There’s no single best way into the comics industry, but a lot of creator biographies follow a similar trajectory. Veterans of the Golden Age started out as newspaper cartoonists, commercial artists or contributors to the fledgling fanzine scene. Many Silver Age greats came out of art schools or had previously worked as commercial illustrators. And modern creators who find work at the big two are likely to have track records in independent or online comics. But not everyone follows a sensible career path, either into or out of the comics industry. Here are four examples of people who had the kind of jobs you wouldn’t expect before (or after) they started making comics.

Alan Moore

The wizard of British comics started working in the field at a young age, but it wasn’t his first job. After being expelled from school in 1971, Moore worked at a series of frustrating, dead-end jobs that included cutting up sheep carcasses, packing magazines in a bookseller’s warehouse and cleaning hotel rooms. Moore has described the years of the 1970s — he wouldn’t begin to be published consistently until the end of the decade — as “a long downward progression that ends as a comics writer.”

Grant Morrison

The other star occultist of British comics did some comic writing throughout the late 1970s and early 1980s, including licensed Doctor Who and Zoids comics for Marvel, but his real goal in the early 80s was to be a rock star. In fact, a few songs by Morrison’s band, The Mixers, did achieve some recognition — but by the time they did, the band had already more or less broken up.
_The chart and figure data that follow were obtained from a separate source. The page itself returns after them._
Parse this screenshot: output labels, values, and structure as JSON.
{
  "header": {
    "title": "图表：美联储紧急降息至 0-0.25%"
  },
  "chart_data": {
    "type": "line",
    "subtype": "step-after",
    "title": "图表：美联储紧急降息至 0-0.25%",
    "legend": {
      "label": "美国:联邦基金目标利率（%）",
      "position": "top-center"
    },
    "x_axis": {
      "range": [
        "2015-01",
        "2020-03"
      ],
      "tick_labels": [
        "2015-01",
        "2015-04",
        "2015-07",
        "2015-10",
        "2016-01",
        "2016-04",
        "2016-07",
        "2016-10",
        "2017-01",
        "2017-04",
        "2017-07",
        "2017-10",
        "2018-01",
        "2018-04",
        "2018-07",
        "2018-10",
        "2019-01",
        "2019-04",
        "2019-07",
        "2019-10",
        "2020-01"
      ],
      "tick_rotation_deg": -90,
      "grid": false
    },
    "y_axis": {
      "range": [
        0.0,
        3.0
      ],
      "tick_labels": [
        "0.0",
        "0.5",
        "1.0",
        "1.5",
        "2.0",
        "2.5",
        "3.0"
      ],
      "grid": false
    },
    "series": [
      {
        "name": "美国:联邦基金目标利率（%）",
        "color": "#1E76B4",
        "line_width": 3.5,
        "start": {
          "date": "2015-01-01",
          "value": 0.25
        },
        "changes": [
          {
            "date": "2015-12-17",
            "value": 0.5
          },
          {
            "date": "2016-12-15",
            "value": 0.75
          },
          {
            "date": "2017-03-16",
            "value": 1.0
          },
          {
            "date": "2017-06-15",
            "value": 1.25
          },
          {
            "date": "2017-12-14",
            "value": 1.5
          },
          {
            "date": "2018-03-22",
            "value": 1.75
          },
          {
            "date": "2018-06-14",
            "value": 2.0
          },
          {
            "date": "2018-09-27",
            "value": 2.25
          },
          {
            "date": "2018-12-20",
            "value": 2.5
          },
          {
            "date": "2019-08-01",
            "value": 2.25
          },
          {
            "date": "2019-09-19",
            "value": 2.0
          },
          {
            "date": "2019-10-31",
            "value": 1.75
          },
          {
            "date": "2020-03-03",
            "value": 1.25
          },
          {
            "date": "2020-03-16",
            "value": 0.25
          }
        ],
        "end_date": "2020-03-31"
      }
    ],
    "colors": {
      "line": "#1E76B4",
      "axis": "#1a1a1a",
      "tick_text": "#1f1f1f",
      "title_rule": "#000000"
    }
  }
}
Mind you, some people would say that Morrison’s been playing the rockstar role in comics ever since.

Bill Mantlo

Bill Mantlo’s path into comics was pretty typical, but his post-comics career was very unusual. A lifelong comics fan, he went to art school and eventually joined Marvel as a colorist in 1974. He became better known as a writer, though, renowned for his ability to bash out a fill-in script on a tight deadline. Mantlo’s work on Micronauts and ROM: Spaceknight is still remembered, but today he’s probably best-known for co-creating Rocket Raccoon. As the 1980s wore on, though, Mantlo began looking for a new career. He went to law school, passed the bar exam and took a job in 1987 as a public defender, a challenging and far from high-paying job.  Sadly, Mantlo’s legal career was cut short when he was struck by a hit-and-run driver, an accident that left him with permanent brain damage.

Jim Steranko

Jim Steranko is known for his psychedelic work on classic Marvel spy-fi series Nick Fury, Agent of S.H.I.E.L.D. Prior to breaking into comics, Steranko had worked as a commercial artist, a not-uncommon career path for comics artists in the late 1950s. In addition to commercial illustration, however, Steranko had also worked in a number of other fields. He performed in a rock band and worked as an illusionist and escape artist. In fact, both Jack Kirby’s escape-artist character Mister Miracle and Michael Chabon’s later creation The Escapist are said to have been based on Steranko!

Mister_Miracle_Vol_1_7

And that’s just writers and artists. If we were to go into publishers, particularly publishers of the Golden Age, we’d be looking at a motley crew of get-rich-quick artists, scoundrels, quasi-pornographers, mob hangers-on and just downright weirdos. But that’s a story for another time.